I do like the idea of being able to move XML around without having to parse to view the basic file in a formatted fashion. So, you're mixing HTML with a tag. Again, SO WHAT? But what about the encapsulated text, what's the point?
To make things application parsable. Try reading the article before complaining that you don't see the point.
If you're going to use a viewer eventually
If you'd bother to read the article, which is about comparing one application parsable format (iCal) to the new microformat, you'd understand that the web is moving towards human-readable things being software-readable too.
(because you have the encapsulated text)
That's like referring to a car as a pile of steel and glass: it completely ignores the purpose of something in favor of describing its construction. You might as well refer to a database as a large string of bytes, then complain that it's not solely focussed on human readability either.
use a viewer
Most of us would like to be able to use more than a web browser, by now. Try stepping out of the early 90s. The air's better up here.
This would only help in reading the actual data
Or machine parsing.
but not in bug fixing
Well, that isn't the point at all, so oh well. 'Course, since it's machine parsable, it actually would be quite a bit easier to find markup errors (which aren't the same as bugs.) So even though that's not the point, you're still wrong.
because the XML is that much more unreadable.

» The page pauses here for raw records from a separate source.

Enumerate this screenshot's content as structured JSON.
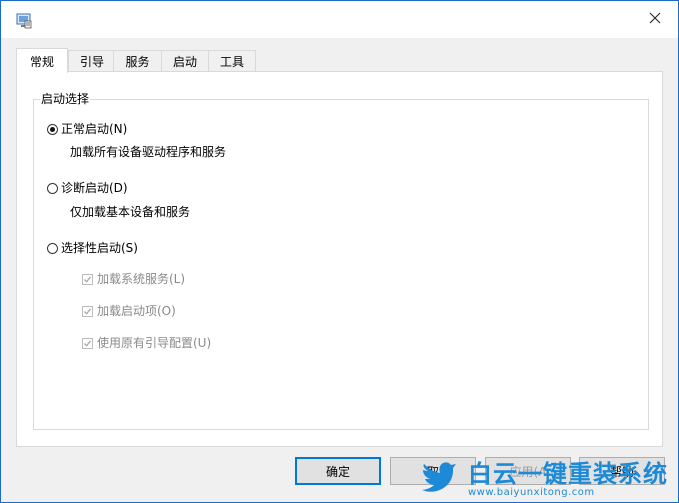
{
  "tabs": [
    {
      "label": "常规",
      "active": true
    },
    {
      "label": "引导",
      "active": false
    },
    {
      "label": "服务",
      "active": false
    },
    {
      "label": "启动",
      "active": false
    },
    {
      "label": "工具",
      "active": false
    }
  ],
  "group": {
    "title": "启动选择"
  },
  "options": {
    "normal": {
      "label": "正常启动(N)",
      "desc": "加载所有设备驱动程序和服务",
      "selected": true
    },
    "diagnostic": {
      "label": "诊断启动(D)",
      "desc": "仅加载基本设备和服务",
      "selected": false
    },
    "selective": {
      "label": "选择性启动(S)",
      "selected": false
    }
  },
  "checkboxes": [
    {
      "label": "加载系统服务(L)",
      "checked": true,
      "enabled": false
    },
    {
      "label": "加载启动项(O)",
      "checked": true,
      "enabled": false
    },
    {
      "label": "使用原有引导配置(U)",
      "checked": true,
      "enabled": false
    }
  ],
  "buttons": {
    "ok": "确定",
    "cancel": "取",
    "apply": "应用(A",
    "help": "帮助"
  },
  "watermark": {
    "title": "白云一键重装系统",
    "url": "www.baiyunxitong.com"
  },
  "colors": {
    "accent": "#0078d7",
    "window_border": "#1c6bc9",
    "watermark": "#1d8ad7"
  }
}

Er, XHTML is an XML dialect. The difference between XML and XHTML/HTML, unless you're dealing with XSL or XPath, is negligable. Thanks for pretending to know things you don't, though; it always makes for entertaining reading.
Moderators: informative means "gives us new information we didn't previously have." The moderation you were looking for was insightful, except of course that parent isn't that either.
StoneCypher is Full of BS
And I think that muddling data and presentation without explicit distinction is exactly what was wrong with HTML. Which we just spent a decade slightly recovering from. I guess IBM has made a lot of money on crappy tools, good tools to extract data from crappy data, and extra money for doing it right.
--
make install -not war
I was going to say "I Don't Get It" but somebody beat me to it.
I think the title of TFA "Separate data and formatting with microformats" is a bit ironic since it's about wedging your data into a web page in such a fashion that somebody might be able to pull it back out.
If you want to make your data available there are all sorts of standard and more efficient ways of doing it than embedding it in the presentation layer. If somebody is going to all the trouble to create a parseable human-readable page, why wouldn't they go to about the same amount of trouble and make a far more efficient and standard RSS feed? What about the buzzword of the last few years, SOAP? Hell, what about XML?
From TFA:
I agree. This reminds me of the lame number tricks where you have somebody pick a number, add something, multiply it by something, blah blah blah, you take the result, divide it by 7 and then you give them their orignal number because you had it all set up ahead of time. If they screw up in their calculations, the trick doesn't work. In this thing, if you screw up embedding the text within the HTML (plenty of ways to do that), the trick doesn't work - and doesn't accomplish much even if it does.Look into JSON..its basically javascript data structures that you eval on the client. Why bother assembling thick XML that needs to be parsed on the client. XML is slow, and even slower if you have to XSLT it out of the XHTML.